A riot is at bottom the language of the unheard. Martin Luther King, Where Do We Go from Here? 1967
The limitation of riots, moral questions aside, is that they cannot win, and their participants know it. Martin Luther King
The more there are riots, the more repressive action will take place, and the more we face the danger of a right-wing takeover and eventually a fascist society. Martin Luther King
I found myself in the middle of a race riot when I was about 14 years old, and I found someone pointing a gun at me and telling me to run or they’d shoot me. Tracy Chapman
On the plus side, there were no rioters in sight but on the minus side this was probably because everywhere I looked was on fire. Ben Aaronovitch, Midnight Riot
In the summer of 1981 riots broke out in the inner cities. Thatcher: The Downing Street Years I: Woman at War, BBC 1993
The Rebecca Riots are a victory. Huw Edwards, The Story of Wales IV: Furnace of Change, BBC 2012
Bombay was in crisis: anti-Muslim riots had erupted here in December 1992 and again in January 1993. Misha Glenny, McMafia
Altogether 900 people, more than two-thirds of them Muslims, the rest Hindus, were slaughtered in those riots as law-enforcement officers stood and watched. ibid.

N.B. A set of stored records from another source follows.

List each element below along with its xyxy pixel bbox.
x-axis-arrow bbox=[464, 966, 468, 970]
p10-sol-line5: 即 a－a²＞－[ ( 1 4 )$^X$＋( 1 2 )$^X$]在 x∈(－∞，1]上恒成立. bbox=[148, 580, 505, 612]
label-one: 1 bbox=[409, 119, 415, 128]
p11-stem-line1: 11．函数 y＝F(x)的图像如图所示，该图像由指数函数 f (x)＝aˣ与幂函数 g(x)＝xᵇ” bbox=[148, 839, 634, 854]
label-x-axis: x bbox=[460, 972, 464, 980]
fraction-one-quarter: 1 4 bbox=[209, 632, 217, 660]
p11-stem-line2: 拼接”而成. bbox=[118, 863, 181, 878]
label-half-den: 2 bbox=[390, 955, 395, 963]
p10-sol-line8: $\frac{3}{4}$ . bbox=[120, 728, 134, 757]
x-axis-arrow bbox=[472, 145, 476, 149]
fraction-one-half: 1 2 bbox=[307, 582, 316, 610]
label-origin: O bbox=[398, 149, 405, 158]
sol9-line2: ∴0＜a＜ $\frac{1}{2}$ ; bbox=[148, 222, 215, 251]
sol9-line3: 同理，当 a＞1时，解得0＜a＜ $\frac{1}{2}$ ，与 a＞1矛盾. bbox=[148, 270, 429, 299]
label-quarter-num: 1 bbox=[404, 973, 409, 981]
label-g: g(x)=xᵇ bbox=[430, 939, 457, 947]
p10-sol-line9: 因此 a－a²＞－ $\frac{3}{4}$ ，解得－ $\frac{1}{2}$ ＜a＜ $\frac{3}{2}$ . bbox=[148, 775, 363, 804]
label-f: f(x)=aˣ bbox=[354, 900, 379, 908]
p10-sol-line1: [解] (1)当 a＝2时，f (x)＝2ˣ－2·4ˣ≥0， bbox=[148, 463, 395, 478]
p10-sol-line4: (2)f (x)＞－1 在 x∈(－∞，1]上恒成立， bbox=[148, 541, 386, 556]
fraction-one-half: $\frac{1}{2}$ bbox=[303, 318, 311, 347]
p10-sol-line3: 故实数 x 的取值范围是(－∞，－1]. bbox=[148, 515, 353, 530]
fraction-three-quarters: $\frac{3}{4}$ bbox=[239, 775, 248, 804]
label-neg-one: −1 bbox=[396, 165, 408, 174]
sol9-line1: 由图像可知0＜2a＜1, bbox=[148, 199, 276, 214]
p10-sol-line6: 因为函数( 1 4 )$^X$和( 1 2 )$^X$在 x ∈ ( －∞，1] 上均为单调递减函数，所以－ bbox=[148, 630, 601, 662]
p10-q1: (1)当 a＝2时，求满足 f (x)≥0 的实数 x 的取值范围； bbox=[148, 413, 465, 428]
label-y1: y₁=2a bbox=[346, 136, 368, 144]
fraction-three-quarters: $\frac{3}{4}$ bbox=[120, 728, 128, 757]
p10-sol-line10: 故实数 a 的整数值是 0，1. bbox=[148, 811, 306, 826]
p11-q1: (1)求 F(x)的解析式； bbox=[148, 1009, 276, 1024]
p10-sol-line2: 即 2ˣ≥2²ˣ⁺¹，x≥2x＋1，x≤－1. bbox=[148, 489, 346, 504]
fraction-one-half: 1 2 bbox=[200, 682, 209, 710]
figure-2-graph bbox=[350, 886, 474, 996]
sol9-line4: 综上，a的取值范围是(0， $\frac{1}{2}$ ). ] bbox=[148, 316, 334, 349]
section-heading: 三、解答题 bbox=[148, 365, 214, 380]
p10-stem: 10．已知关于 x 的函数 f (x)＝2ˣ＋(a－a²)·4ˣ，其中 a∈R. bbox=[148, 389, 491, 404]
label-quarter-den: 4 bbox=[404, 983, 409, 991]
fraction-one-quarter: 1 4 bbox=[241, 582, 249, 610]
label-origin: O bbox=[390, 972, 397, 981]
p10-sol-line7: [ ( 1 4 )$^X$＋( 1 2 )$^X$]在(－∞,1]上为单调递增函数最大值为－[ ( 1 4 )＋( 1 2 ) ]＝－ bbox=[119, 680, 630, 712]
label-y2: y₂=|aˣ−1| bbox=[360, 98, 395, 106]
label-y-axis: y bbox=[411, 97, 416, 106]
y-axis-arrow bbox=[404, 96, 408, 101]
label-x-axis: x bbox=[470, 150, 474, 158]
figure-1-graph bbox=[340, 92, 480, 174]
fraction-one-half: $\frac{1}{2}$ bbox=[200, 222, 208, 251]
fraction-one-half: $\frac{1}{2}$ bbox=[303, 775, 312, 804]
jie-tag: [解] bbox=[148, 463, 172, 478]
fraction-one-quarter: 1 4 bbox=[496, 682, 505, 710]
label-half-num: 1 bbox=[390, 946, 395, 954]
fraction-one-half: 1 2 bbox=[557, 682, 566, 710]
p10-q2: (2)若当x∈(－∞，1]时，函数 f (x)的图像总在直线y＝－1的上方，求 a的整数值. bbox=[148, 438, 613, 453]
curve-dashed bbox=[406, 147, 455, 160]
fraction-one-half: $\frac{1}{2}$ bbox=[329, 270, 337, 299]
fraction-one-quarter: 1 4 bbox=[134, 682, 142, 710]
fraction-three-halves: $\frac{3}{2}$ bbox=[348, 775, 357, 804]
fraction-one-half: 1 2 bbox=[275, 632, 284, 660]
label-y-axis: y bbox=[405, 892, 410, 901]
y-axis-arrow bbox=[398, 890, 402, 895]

In the last five years, the number of peasant riots has risen spectacularly to roughly 80,000 per year and they continue to proliferate. ibid.
The wind backed sharply and hurled a torrent of sparks and whole burning splinters of wood across the Pike. The bright shower flew over the crowd to settle on the roofs of the quarter guard and of the magazines and store-houses behind it. Not for thirty seconds could Rodney hear under the other noises, the bang and rattle of rifle fire. John Masters, Nightrunners of Bengal p213
The green strangers pressed closer. An inch from his ear a rifle exploded. The ball smashed into Torrance’s appalled face, blew off his nose, and ploughed up between his eyes, into his forehead, and out at the top of his head. The Byronic boy squirmed gobbling in the dust, and spouted blood and brains. ibid. p214
All India had exploded into smoke and fire, that all its millions would be his enemies and he would find no pity or shelter in all its miles of plain and jungle. To right and left the bungalows burned, and outside each one men moved in silhouette. Some of them were shouting excitedly and firing rifles; in others the first panic of fear had gone, so that they stood about in whispering knots. ibid. p220
His son Robin lay beside Rambir, face down in his nightshirt the back of his head a black and clotted blur. Rodney felt the skull gently and thought it was not broken. Blood still trickled under the fair hair and dripped on the earth. They must have held him by the ankles, dashed him once against a wall or a tree, and thought they’d killed him. Rodney gathered him up and pressed him, kissing the round face and purple eyelids. The boy breathed in quick shallow gasps. The sepoys still moved about the lawn. ibid. p221
Tottenham, August 2011: ‘There is intelligence to suggest that Mark Duggan is currently in possession or control of about three firearms and is looking to take possession of a firearm at the scene.’ Lawful Killing: Mark Duggan, rozzers’ briefing, BBC 2016
The police shooting of Mark Duggan in August 2011 triggered the worst riots in modern British history. People died in those riots … There is still no agreement about what actually happened when Duggan was stopped by armed police on that summer’s day. ibid.
The story is wrapped up in secret intelligence … leading to a suspicion that the truth is being hidden. ibid.